# Volkswagen junkyards in Pa?



## VR-4life (Aug 21, 2007)

wasn't sure where to post this but would anyone happen to know exactly where there's a volkswagen junkyard? preferably around philly area? Any help would be greatly appreciated.


----------



## Richness (Dec 4, 2007)

*Re: Volkswagen junkyards in Pa? (VR-4life)*

Hey its always nice to find a Junkyard, never know what you'll find, and VW junkyard sad but...its like heaven.
One in Strattanville, PA Bob's Volksworld, near exit
11,I-80 Phone # 814-764-5263
http://theserviceadvisor.com/p....html this website seems helpful
Best of luck finding what you need.


----------



## GT17V (Aug 7, 2001)

*Re: Volkswagen junkyards in Pa? (VR-4life)*


_Quote, originally posted by *VR-4life* »_wasn't sure where to post this but would anyone happen to know exactly where there's a volkswagen junkyard? preferably around philly area? Any help would be greatly appreciated.

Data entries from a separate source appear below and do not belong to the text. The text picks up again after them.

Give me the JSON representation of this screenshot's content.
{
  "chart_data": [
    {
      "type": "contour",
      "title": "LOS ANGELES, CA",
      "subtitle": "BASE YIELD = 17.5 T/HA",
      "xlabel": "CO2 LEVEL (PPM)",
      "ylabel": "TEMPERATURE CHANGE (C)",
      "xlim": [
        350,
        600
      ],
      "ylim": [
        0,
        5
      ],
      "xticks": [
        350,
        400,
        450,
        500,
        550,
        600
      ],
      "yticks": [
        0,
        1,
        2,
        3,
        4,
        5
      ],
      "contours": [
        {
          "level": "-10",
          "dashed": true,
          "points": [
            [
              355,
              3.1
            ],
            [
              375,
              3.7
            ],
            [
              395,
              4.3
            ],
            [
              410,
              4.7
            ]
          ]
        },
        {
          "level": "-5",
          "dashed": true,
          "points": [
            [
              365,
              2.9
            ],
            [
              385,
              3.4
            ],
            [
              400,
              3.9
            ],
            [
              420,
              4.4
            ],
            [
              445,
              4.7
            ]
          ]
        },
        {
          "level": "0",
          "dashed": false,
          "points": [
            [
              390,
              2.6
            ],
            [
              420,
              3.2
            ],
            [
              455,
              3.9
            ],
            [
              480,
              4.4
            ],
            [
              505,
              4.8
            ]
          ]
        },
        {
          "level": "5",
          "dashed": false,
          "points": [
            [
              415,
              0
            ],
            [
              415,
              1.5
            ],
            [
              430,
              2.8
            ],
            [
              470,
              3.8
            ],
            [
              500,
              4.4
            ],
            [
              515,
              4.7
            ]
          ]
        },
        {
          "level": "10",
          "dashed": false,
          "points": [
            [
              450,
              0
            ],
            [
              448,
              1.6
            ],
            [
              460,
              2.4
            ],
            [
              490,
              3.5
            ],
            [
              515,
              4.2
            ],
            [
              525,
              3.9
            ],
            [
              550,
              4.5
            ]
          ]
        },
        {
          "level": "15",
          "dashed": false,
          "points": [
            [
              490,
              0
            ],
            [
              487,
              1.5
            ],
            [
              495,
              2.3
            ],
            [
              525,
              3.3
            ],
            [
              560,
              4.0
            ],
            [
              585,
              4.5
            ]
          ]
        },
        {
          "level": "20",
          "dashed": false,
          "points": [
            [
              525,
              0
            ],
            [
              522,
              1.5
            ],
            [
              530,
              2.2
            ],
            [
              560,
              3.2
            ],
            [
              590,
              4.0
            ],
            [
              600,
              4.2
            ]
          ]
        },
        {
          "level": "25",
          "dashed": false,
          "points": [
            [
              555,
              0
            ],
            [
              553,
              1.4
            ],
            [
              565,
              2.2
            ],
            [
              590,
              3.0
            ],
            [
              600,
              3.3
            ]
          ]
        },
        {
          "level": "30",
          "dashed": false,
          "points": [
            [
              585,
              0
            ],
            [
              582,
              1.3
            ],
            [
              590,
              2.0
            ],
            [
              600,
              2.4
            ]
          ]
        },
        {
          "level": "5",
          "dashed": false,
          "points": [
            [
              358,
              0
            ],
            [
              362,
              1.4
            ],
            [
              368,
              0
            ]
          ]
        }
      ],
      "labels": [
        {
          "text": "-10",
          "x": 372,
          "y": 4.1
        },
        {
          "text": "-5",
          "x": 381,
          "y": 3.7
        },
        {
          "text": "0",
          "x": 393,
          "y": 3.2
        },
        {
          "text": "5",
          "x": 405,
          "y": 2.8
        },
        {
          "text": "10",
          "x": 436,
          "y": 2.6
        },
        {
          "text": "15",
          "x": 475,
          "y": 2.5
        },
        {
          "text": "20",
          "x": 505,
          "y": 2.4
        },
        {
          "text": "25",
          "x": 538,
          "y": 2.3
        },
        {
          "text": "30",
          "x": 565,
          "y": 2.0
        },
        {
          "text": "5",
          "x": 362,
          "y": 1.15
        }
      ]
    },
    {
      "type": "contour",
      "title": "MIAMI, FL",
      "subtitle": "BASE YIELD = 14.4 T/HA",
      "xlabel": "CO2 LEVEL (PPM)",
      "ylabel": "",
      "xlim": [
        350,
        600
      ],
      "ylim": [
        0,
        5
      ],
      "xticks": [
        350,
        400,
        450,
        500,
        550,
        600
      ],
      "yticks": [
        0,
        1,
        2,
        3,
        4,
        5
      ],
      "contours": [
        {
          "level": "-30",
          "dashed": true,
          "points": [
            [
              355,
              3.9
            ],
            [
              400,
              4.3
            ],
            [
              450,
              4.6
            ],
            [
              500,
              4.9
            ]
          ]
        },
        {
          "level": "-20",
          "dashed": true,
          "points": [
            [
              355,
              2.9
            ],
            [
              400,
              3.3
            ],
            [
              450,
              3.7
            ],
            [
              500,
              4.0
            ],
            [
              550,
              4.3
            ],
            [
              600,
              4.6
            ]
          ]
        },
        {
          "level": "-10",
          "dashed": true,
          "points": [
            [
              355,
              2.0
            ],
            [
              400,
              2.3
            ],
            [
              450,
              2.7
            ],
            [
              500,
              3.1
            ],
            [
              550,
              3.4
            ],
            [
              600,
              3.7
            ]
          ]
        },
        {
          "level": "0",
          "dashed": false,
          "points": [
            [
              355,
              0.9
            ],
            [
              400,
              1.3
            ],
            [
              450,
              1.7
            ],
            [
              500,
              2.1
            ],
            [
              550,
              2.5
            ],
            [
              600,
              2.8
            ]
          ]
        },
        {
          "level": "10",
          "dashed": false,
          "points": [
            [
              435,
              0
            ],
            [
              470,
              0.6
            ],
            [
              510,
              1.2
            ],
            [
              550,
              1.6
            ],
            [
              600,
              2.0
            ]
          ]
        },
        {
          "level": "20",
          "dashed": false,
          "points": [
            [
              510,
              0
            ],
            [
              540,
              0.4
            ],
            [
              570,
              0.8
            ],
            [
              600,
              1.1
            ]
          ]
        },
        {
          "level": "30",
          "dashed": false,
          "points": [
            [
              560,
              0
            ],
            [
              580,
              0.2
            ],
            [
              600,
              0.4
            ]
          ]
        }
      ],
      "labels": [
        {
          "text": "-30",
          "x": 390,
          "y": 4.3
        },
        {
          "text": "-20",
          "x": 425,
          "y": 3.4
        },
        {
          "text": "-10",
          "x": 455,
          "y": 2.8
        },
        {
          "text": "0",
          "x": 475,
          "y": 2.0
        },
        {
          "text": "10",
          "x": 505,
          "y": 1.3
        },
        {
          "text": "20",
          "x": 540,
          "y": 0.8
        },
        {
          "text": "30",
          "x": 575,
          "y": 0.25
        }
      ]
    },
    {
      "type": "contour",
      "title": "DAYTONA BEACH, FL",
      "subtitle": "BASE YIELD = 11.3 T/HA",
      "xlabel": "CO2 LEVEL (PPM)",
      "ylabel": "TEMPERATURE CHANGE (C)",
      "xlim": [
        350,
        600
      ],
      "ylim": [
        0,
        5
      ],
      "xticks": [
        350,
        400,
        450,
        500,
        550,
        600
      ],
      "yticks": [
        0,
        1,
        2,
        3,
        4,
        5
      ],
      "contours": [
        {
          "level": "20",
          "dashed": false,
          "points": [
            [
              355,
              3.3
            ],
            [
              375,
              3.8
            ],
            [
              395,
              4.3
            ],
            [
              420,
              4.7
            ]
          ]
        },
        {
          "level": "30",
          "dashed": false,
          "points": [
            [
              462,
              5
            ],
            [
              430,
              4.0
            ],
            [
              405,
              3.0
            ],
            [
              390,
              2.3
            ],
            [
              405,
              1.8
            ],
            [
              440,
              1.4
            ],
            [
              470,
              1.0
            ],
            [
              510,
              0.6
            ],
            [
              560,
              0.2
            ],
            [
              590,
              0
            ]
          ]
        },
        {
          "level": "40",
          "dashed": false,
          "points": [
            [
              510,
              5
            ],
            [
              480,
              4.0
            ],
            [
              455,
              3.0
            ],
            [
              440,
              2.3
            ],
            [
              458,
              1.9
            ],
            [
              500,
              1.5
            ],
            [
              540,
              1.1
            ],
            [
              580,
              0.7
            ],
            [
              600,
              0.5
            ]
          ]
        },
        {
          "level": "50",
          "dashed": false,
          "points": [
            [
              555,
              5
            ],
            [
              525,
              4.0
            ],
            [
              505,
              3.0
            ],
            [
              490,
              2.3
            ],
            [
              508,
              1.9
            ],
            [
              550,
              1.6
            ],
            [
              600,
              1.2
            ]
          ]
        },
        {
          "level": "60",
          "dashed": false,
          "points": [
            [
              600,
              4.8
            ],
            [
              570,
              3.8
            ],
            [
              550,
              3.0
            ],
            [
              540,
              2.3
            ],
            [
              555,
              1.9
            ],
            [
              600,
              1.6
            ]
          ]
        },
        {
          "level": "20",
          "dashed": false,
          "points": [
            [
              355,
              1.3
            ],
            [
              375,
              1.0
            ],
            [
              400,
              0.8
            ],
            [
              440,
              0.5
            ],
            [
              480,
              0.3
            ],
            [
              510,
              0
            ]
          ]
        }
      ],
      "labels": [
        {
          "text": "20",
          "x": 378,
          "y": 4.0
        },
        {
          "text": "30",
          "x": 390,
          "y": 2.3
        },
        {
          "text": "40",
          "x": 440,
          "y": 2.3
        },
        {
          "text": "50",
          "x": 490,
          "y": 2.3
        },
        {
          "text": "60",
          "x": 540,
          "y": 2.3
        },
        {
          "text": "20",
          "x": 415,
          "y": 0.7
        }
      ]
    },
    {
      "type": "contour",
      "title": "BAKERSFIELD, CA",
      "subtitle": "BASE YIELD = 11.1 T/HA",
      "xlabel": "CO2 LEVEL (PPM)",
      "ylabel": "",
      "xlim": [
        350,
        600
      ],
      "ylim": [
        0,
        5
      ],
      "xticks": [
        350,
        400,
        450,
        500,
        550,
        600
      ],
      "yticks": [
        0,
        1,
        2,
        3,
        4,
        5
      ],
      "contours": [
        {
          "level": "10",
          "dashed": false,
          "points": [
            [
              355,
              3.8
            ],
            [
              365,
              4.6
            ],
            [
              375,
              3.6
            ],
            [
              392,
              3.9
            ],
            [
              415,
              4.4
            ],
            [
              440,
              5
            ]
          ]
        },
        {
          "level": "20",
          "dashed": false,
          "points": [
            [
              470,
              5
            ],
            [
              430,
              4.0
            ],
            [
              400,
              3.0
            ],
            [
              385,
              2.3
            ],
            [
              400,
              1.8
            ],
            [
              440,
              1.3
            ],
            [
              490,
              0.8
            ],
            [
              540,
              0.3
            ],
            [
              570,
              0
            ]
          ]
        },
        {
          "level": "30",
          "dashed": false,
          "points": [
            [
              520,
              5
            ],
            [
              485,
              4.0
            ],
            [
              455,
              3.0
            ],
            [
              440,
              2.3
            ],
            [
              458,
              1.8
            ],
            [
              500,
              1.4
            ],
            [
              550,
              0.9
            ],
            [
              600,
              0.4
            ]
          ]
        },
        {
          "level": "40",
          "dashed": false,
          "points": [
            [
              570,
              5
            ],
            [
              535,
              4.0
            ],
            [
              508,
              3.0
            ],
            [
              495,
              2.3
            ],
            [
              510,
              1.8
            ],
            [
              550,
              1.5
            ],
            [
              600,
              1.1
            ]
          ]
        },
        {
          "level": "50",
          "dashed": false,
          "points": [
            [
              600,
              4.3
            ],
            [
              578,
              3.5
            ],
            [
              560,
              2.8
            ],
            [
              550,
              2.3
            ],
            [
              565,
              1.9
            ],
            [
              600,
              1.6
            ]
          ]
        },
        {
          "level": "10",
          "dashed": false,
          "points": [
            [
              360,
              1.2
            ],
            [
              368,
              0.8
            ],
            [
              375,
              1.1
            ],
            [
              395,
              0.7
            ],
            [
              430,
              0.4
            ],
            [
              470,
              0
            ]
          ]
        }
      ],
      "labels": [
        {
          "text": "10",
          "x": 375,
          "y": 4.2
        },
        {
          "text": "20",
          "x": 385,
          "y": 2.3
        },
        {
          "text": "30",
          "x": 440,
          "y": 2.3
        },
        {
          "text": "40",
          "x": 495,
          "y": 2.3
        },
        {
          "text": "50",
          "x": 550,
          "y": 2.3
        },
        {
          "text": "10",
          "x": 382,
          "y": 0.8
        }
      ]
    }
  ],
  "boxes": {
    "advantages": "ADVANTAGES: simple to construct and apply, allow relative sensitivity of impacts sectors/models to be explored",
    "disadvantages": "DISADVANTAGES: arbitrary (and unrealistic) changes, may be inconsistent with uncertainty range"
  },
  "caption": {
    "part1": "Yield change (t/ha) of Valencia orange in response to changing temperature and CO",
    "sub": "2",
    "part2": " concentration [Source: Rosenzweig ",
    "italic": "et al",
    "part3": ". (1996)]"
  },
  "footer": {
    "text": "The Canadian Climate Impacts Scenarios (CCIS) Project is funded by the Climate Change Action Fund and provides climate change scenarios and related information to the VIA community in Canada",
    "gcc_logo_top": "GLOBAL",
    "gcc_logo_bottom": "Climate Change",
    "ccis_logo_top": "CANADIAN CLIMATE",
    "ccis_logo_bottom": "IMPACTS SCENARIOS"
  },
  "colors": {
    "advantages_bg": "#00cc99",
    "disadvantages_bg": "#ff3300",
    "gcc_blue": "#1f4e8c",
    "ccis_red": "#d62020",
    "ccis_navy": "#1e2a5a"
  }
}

L&T Enterprizes in Allentown, PA (near Lehigh Valley Airport) on Airport Road.
It's not a "U-pull-it" type.
There is also one in New Castle, DE (coincidentally, iirc, near Airport Rd, by the New Castle airport). It used to be a "U-pull-it" type, until people started ripping them off.
then... http://www.car-part.com


----------



## VR-4life (Aug 21, 2007)

*Re: Volkswagen junkyards in Pa? (GT17V)*

Hey i can't thank you guys enough. I appreciate the help. Cheers all!


----------



## Richness (Dec 4, 2007)

I know the few questions ive had have been answered well and promptly so i figure ill try and do the same cheers


----------